The idea of a treaty was revived by India in the spring of 1971, following the outbreak of the Bangladesh crisis. Moscow was amenable to signing the treaty but did not share New Delhi’s assessment of the crisis. The Russians were averse to the fracturing of Pakistan. They believed that a breakaway East Bengal would be vulnerable to the influence of China. If the crisis turned into an India-Pakistan conflict, the resulting instability would redound to China’s advantage. In consequence, Moscow urged New Delhi to exercise restraint. Bringing the Soviet Union around to India’s position on the crisis, especially after the war began, was no easy task. Damodaran played an important role in this crucial effort.

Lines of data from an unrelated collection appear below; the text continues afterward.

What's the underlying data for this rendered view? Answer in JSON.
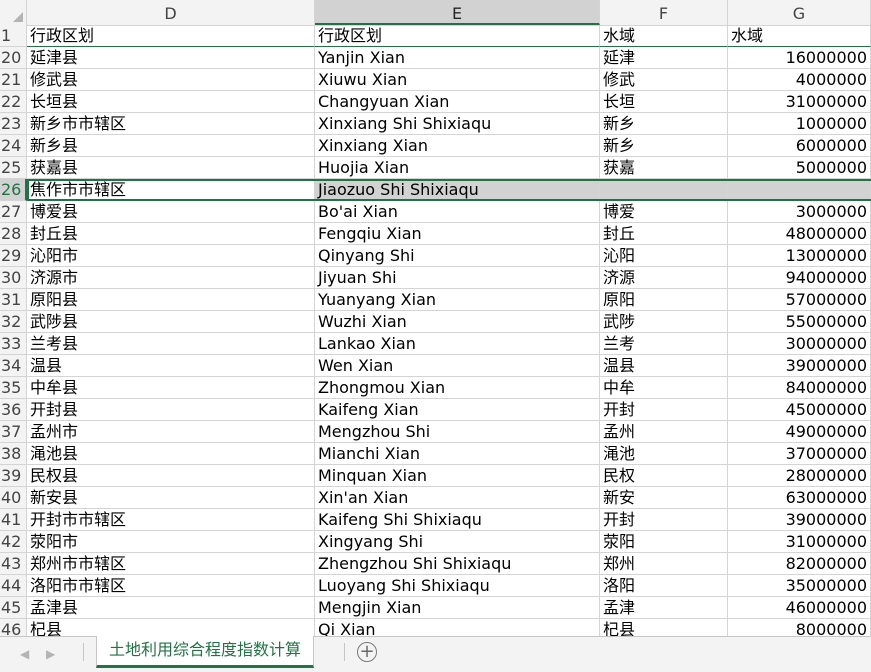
{
  "columns": [
    "D",
    "E",
    "F",
    "G"
  ],
  "selected_column": "E",
  "header_row": {
    "num": "1",
    "d": "行政区划",
    "e": "行政区划",
    "f": "水域",
    "g": "水域"
  },
  "rows": [
    {
      "num": "20",
      "d": "延津县",
      "e": "Yanjin Xian",
      "f": "延津",
      "g": "16000000"
    },
    {
      "num": "21",
      "d": "修武县",
      "e": "Xiuwu Xian",
      "f": "修武",
      "g": "4000000"
    },
    {
      "num": "22",
      "d": "长垣县",
      "e": "Changyuan Xian",
      "f": "长垣",
      "g": "31000000"
    },
    {
      "num": "23",
      "d": "新乡市市辖区",
      "e": "Xinxiang Shi Shixiaqu",
      "f": "新乡",
      "g": "1000000"
    },
    {
      "num": "24",
      "d": "新乡县",
      "e": "Xinxiang Xian",
      "f": "新乡",
      "g": "6000000"
    },
    {
      "num": "25",
      "d": "获嘉县",
      "e": "Huojia Xian",
      "f": "获嘉",
      "g": "5000000"
    },
    {
      "num": "26",
      "d": "焦作市市辖区",
      "e": "Jiaozuo Shi Shixiaqu",
      "f": "",
      "g": ""
    },
    {
      "num": "27",
      "d": "博爱县",
      "e": "Bo'ai Xian",
      "f": "博爱",
      "g": "3000000"
    },
    {
      "num": "28",
      "d": "封丘县",
      "e": "Fengqiu Xian",
      "f": "封丘",
      "g": "48000000"
    },
    {
      "num": "29",
      "d": "沁阳市",
      "e": "Qinyang Shi",
      "f": "沁阳",
      "g": "13000000"
    },
    {
      "num": "30",
      "d": "济源市",
      "e": "Jiyuan Shi",
      "f": "济源",
      "g": "94000000"
    },
    {
      "num": "31",
      "d": "原阳县",
      "e": "Yuanyang Xian",
      "f": "原阳",
      "g": "57000000"
    },
    {
      "num": "32",
      "d": "武陟县",
      "e": "Wuzhi Xian",
      "f": "武陟",
      "g": "55000000"
    },
    {
      "num": "33",
      "d": "兰考县",
      "e": "Lankao Xian",
      "f": "兰考",
      "g": "30000000"
    },
    {
      "num": "34",
      "d": "温县",
      "e": "Wen Xian",
      "f": "温县",
      "g": "39000000"
    },
    {
      "num": "35",
      "d": "中牟县",
      "e": "Zhongmou Xian",
      "f": "中牟",
      "g": "84000000"
    },
    {
      "num": "36",
      "d": "开封县",
      "e": "Kaifeng Xian",
      "f": "开封",
      "g": "45000000"
    },
    {
      "num": "37",
      "d": "孟州市",
      "e": "Mengzhou Shi",
      "f": "孟州",
      "g": "49000000"
    },
    {
      "num": "38",
      "d": "渑池县",
      "e": "Mianchi Xian",
      "f": "渑池",
      "g": "37000000"
    },
    {
      "num": "39",
      "d": "民权县",
      "e": "Minquan Xian",
      "f": "民权",
      "g": "28000000"
    },
    {
      "num": "40",
      "d": "新安县",
      "e": "Xin'an Xian",
      "f": "新安",
      "g": "63000000"
    },
    {
      "num": "41",
      "d": "开封市市辖区",
      "e": "Kaifeng Shi Shixiaqu",
      "f": "开封",
      "g": "39000000"
    },
    {
      "num": "42",
      "d": "荥阳市",
      "e": "Xingyang Shi",
      "f": "荥阳",
      "g": "31000000"
    },
    {
      "num": "43",
      "d": "郑州市市辖区",
      "e": "Zhengzhou Shi Shixiaqu",
      "f": "郑州",
      "g": "82000000"
    },
    {
      "num": "44",
      "d": "洛阳市市辖区",
      "e": "Luoyang Shi Shixiaqu",
      "f": "洛阳",
      "g": "35000000"
    },
    {
      "num": "45",
      "d": "孟津县",
      "e": "Mengjin Xian",
      "f": "孟津",
      "g": "46000000"
    },
    {
      "num": "46",
      "d": "杞县",
      "e": "Qi Xian",
      "f": "杞县",
      "g": "8000000"
    }
  ],
  "selected_row": "26",
  "sheet_tab": "土地利用综合程度指数计算",
  "colors": {
    "accent": "#217346",
    "selection": "#d2d2d2"
  }
}
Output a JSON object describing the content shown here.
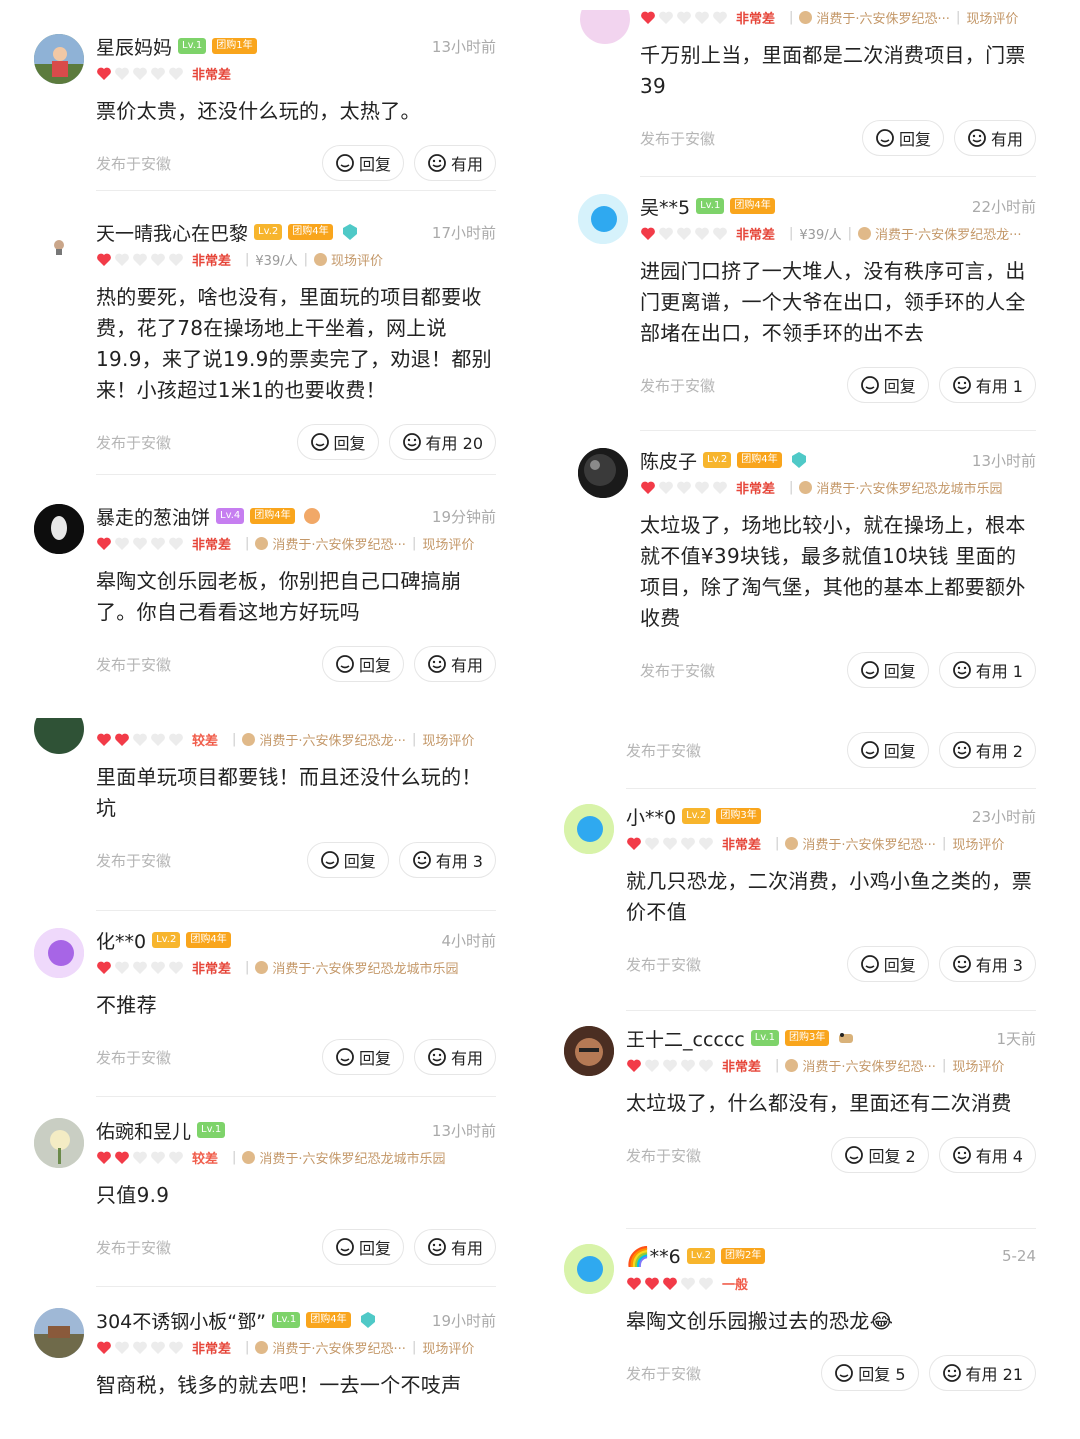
{
  "common": {
    "location": "发布于安徽",
    "reply": "回复",
    "useful": "有用"
  },
  "left": [
    {
      "user": "星辰妈妈",
      "level": "Lv.1",
      "buy": "团购1年",
      "time": "13小时前",
      "stars": 1,
      "rating": "非常差",
      "price": "",
      "store": "",
      "review": "",
      "text": "票价太贵，还没什么玩的，太热了。",
      "reply": "回复",
      "useful": "有用"
    },
    {
      "user": "天一晴我心在巴黎",
      "level": "Lv.2",
      "buy": "团购4年",
      "time": "17小时前",
      "stars": 1,
      "rating": "非常差",
      "price": "¥39/人",
      "store": "",
      "review": "现场评价",
      "text": "热的要死，啥也没有，里面玩的项目都要收费，花了78在操场地上干坐着，网上说19.9，来了说19.9的票卖完了，劝退！都别来！小孩超过1米1的也要收费！",
      "reply": "回复",
      "useful": "有用 20"
    },
    {
      "user": "暴走的葱油饼",
      "level": "Lv.4",
      "buy": "团购4年",
      "time": "19分钟前",
      "stars": 1,
      "rating": "非常差",
      "price": "",
      "store": "消费于·六安侏罗纪恐···",
      "review": "现场评价",
      "text": "皋陶文创乐园老板，你别把自己口碑搞崩了。你自己看看这地方好玩吗",
      "reply": "回复",
      "useful": "有用"
    },
    {
      "user": "",
      "level": "",
      "buy": "",
      "time": "",
      "stars": 2,
      "rating": "较差",
      "price": "",
      "store": "消费于·六安侏罗纪恐龙···",
      "review": "现场评价",
      "text": "里面单玩项目都要钱！而且还没什么玩的！坑",
      "reply": "回复",
      "useful": "有用 3"
    },
    {
      "user": "化**0",
      "level": "Lv.2",
      "buy": "团购4年",
      "time": "4小时前",
      "stars": 1,
      "rating": "非常差",
      "price": "",
      "store": "消费于·六安侏罗纪恐龙城市乐园",
      "review": "",
      "text": "不推荐",
      "reply": "回复",
      "useful": "有用"
    },
    {
      "user": "佑豌和昱儿",
      "level": "Lv.1",
      "buy": "",
      "time": "13小时前",
      "stars": 2,
      "rating": "较差",
      "price": "",
      "store": "消费于·六安侏罗纪恐龙城市乐园",
      "review": "",
      "text": "只值9.9",
      "reply": "回复",
      "useful": "有用"
    },
    {
      "user": "304不诱钢小板“鄧”",
      "level": "Lv.1",
      "buy": "团购4年",
      "time": "19小时前",
      "stars": 1,
      "rating": "非常差",
      "price": "",
      "store": "消费于·六安侏罗纪恐···",
      "review": "现场评价",
      "text": "智商税，钱多的就去吧！一去一个不吱声",
      "reply": "",
      "useful": ""
    }
  ],
  "right": [
    {
      "user": "",
      "level": "",
      "buy": "",
      "time": "",
      "stars": 1,
      "rating": "非常差",
      "price": "",
      "store": "消费于·六安侏罗纪恐···",
      "review": "现场评价",
      "text": "千万别上当，里面都是二次消费项目，门票39",
      "reply": "回复",
      "useful": "有用"
    },
    {
      "user": "吴**5",
      "level": "Lv.1",
      "buy": "团购4年",
      "time": "22小时前",
      "stars": 1,
      "rating": "非常差",
      "price": "¥39/人",
      "store": "消费于·六安侏罗纪恐龙···",
      "review": "",
      "text": "进园门口挤了一大堆人，没有秩序可言，出门更离谱，一个大爷在出口，领手环的人全部堵在出口，不领手环的出不去",
      "reply": "回复",
      "useful": "有用 1"
    },
    {
      "user": "陈皮子",
      "level": "Lv.2",
      "buy": "团购4年",
      "time": "13小时前",
      "stars": 1,
      "rating": "非常差",
      "price": "",
      "store": "消费于·六安侏罗纪恐龙城市乐园",
      "review": "",
      "text": "太垃圾了，场地比较小，就在操场上，根本就不值¥39块钱，最多就值10块钱 里面的项目，除了淘气堡，其他的基本上都要额外收费",
      "reply": "回复",
      "useful": "有用 1"
    },
    {
      "user": "",
      "level": "",
      "buy": "",
      "time": "",
      "stars": 0,
      "rating": "",
      "price": "",
      "store": "",
      "review": "",
      "text": "",
      "reply": "回复",
      "useful": "有用 2"
    },
    {
      "user": "小**0",
      "level": "Lv.2",
      "buy": "团购3年",
      "time": "23小时前",
      "stars": 1,
      "rating": "非常差",
      "price": "",
      "store": "消费于·六安侏罗纪恐···",
      "review": "现场评价",
      "text": "就几只恐龙，二次消费，小鸡小鱼之类的，票价不值",
      "reply": "回复",
      "useful": "有用 3"
    },
    {
      "user": "王十二_ccccc",
      "level": "Lv.1",
      "buy": "团购3年",
      "time": "1天前",
      "stars": 1,
      "rating": "非常差",
      "price": "",
      "store": "消费于·六安侏罗纪恐···",
      "review": "现场评价",
      "text": "太垃圾了，什么都没有，里面还有二次消费",
      "reply": "回复 2",
      "useful": "有用 4"
    },
    {
      "user": "🌈**6",
      "level": "Lv.2",
      "buy": "团购2年",
      "time": "5-24",
      "stars": 3,
      "rating": "一般",
      "price": "",
      "store": "",
      "review": "",
      "text": "皋陶文创乐园搬过去的恐龙😂",
      "reply": "回复 5",
      "useful": "有用 21"
    }
  ]
}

Towards the end of his career, Damodaran worked with G. Parthasarathy to galvanize the Policy Planning Division of the Ministry of External Affairs. During this period, he wrote important papers on long-range strategic issues confronting India. He would recall, somewhat ruefully, that few people outside the division seemed to take much interest in its work. On retirement, Damodaran came into his own as scholar and intellectual. He wrote a book Jawaharlal Nehru: A Communicator and Democratic Leader and helped to edit the Selected Works of Jawaharlal Nehru. He also wrote and spoke extensively on international relations and foreign policy. His collected essays, Beyond Autonomy: Roots of India’s Foreign Policy, were published in 2000. The book has all the hallmarks of Damodaran’s approach to international relations: a keen sense for the necessity and limitations of power; a strong grasp of history; an Olympian detachment in analyzing recent events; a deep appreciation of the human element in international affairs. It should be required reading for all young scholars and practitioners of diplomacy and strategy.

Few diplomats have served India with as much distinction as A.K. Damodaran; fewer still with such wit, elegance and equanimity.